Unnamed: 0_level_0,Unnamed: 1_level_0,member_id
source_id,grid_label,Unnamed: 2_level_1
CESM2,gn,3
CESM2-WACCM,gn,1
CESM2-WACCM,gr,3
CanESM5,gn,18
CanESM5-CanOE,gn,3
GFDL-ESM4,gr,1
UKESM1-0-LL,gn,5


These are not a lot of members. I suspect this is due to the fact that we are missing some of the variables (pco2 probably) for many of the members, and some members for the scenario experiments. 
From this result I think `CanESM5` is the logical starting point for this project with data for 18 members available.

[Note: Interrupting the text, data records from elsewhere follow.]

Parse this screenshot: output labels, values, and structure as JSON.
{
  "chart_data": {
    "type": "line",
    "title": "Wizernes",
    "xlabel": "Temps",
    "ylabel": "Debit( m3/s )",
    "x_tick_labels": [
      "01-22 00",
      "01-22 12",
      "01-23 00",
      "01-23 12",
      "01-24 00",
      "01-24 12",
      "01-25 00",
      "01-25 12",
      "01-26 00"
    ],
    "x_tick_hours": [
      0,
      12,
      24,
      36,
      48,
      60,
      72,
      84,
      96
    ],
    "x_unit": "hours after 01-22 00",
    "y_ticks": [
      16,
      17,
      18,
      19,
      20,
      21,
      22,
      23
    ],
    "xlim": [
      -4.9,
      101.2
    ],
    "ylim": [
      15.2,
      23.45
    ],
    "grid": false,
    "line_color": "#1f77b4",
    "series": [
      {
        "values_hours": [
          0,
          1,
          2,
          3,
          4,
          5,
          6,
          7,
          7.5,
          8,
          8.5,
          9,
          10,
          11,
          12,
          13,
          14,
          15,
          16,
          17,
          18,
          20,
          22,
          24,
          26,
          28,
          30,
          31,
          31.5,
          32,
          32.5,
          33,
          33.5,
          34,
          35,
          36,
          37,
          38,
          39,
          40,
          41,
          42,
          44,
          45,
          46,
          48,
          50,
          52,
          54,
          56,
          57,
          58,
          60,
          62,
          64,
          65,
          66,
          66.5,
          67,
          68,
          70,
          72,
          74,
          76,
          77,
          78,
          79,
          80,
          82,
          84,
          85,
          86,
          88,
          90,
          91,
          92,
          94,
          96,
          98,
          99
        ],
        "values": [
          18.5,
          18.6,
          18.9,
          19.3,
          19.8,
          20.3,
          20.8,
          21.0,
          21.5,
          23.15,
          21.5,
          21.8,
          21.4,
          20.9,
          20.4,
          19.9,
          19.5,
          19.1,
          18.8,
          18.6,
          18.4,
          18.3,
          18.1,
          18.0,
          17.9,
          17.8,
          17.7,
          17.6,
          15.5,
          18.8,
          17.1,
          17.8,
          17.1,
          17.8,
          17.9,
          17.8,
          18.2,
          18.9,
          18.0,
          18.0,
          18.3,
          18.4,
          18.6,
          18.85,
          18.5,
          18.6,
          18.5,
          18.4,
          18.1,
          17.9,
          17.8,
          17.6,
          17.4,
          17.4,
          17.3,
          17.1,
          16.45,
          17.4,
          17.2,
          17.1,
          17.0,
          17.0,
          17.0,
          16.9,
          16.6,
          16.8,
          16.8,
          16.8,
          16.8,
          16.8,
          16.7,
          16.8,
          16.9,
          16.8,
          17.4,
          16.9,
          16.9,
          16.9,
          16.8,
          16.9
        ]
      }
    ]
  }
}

I will work on adding more of the data, but first lets take a look at more common variables and how many members are available.

In [12]:
cat = col.search(
    variable_id=['spco2'],
    table_id='Omon',
    experiment_id=['historical'],
    require_all_on=['source_id', 'member_id', 'grid_label']
)
cat.df.groupby(['source_id', 'grid_label'])[['member_id']].nunique()

Unnamed: 0_level_0,Unnamed: 1_level_0,member_id
source_id,grid_label,Unnamed: 2_level_1
ACCESS-ESM1-5,gn,9
CESM2,gn,11
CESM2,gr,11
CESM2-FV2,gn,3
CESM2-FV2,gr,3
CESM2-WACCM,gn,3
CESM2-WACCM,gr,3
CESM2-WACCM-FV2,gn,3
CESM2-WACCM-FV2,gr,3
CNRM-ESM2-1,gn,11


This looks promising. There are 10 models that have 9+ members. I am confident that we can find and upload the data from ESGF for this.